The ICO launched an investigation into the centre after receiving reports that its staff had been phoning people who had asked not to receive unsolicited sales or marketing calls. The watchdog suspects the firm used automatic dialling technology to make up to six million nuisance calls a day.
These calls resulted in ‘millions upon millions’ of anonymous messages being left on people’s home phones and mobiles with offers about debt management and PPI claims services.

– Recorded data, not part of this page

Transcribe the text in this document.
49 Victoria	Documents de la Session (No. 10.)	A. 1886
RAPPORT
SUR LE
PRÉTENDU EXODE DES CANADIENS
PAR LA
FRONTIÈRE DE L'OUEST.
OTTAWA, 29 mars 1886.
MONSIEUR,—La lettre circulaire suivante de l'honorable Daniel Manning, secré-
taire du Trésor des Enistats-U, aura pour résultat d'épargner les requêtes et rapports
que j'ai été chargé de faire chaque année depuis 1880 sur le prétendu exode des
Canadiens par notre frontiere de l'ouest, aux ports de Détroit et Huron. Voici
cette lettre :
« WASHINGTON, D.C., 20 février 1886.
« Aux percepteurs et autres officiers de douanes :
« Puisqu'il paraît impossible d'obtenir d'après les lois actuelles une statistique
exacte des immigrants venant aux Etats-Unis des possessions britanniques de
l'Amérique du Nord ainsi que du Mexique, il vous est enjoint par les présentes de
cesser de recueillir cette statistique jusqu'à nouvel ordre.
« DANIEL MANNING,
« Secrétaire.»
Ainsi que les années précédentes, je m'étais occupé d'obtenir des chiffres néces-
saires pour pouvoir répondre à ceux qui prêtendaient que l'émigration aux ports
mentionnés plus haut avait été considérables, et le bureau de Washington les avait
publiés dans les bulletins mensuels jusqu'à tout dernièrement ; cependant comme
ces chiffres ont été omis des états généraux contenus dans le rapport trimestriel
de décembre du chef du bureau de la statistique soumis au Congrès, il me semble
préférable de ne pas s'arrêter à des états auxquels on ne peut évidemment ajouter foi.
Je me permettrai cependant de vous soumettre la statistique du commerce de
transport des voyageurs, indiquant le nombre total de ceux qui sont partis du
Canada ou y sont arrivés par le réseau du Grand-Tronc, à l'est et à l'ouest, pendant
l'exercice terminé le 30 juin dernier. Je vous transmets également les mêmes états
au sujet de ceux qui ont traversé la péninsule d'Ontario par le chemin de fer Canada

The ICO said the company invited victims to press 9 to speak to a call handler regarding a PPI claim, or 5 to stop the calls.
But investigators for the watchdog said there was evidence that those who pressed 5 continued to be harassed.
Mr Clancy added: ‘I have never seen an operation of this size. Those targeted will have included the elderly or people vulnerable for other reasons. We received a vast number of complaints from hundreds of people who were frightened by these calls.’
The ICO confiscated paperwork and computer equipment during its raid on March 12 and is considering what further action to take.
Last night, Conservative MP Jackie Doyle-Price, who is a member of the All-Party Parliamentary Group on nuisance calls, called for firms to be ‘named and shamed.’
She said: ‘You will then find out who is behind them and the chances are that anyone who’s prepared to make nuisance calls is probably playing fast and loose with the law elsewhere.
‘We also need to be taking action against those companies using nuisance calls to generate business.’
Mr Church’s lawyer, Matthew Higdon, insisted there had been ‘no formal allegation, charge or complaint’ received by his client or any companies associated with him. He said neither Mr Church nor his companies had ‘received any notification as to any investigation by the ICO or any other regulatory authority’.
The raid comes ahead of the introduction of new powers on April 6 that will make it easier for the ICO to fine rogue cold-call companies up to £500,000. Recent figures show that 30million Britons receive up to a billion nuisance phone calls and text messages every year. The new powers due to come into force follow a sustained campaign by the ICO to make it easier to fine companies found to be making nuisance calls.
The ICO has struggled to punish rogue firms because of the requirement to prove the business had caused ‘substantial damage or distress’. But now the regulator simply has to demonstrate a firm has been a significant nuisance to apply fines of up to £500,000. An ICO spokesman said: ‘This law change is a game-changer. The Mail on Sunday has exposed firms using cold calls in the past. In 2013, our undercover i nvestigation revealed how one company, Lead Performance Limited, had phoned thousands of people to persuade them to release money from their pensions without warning of the risk of large losses.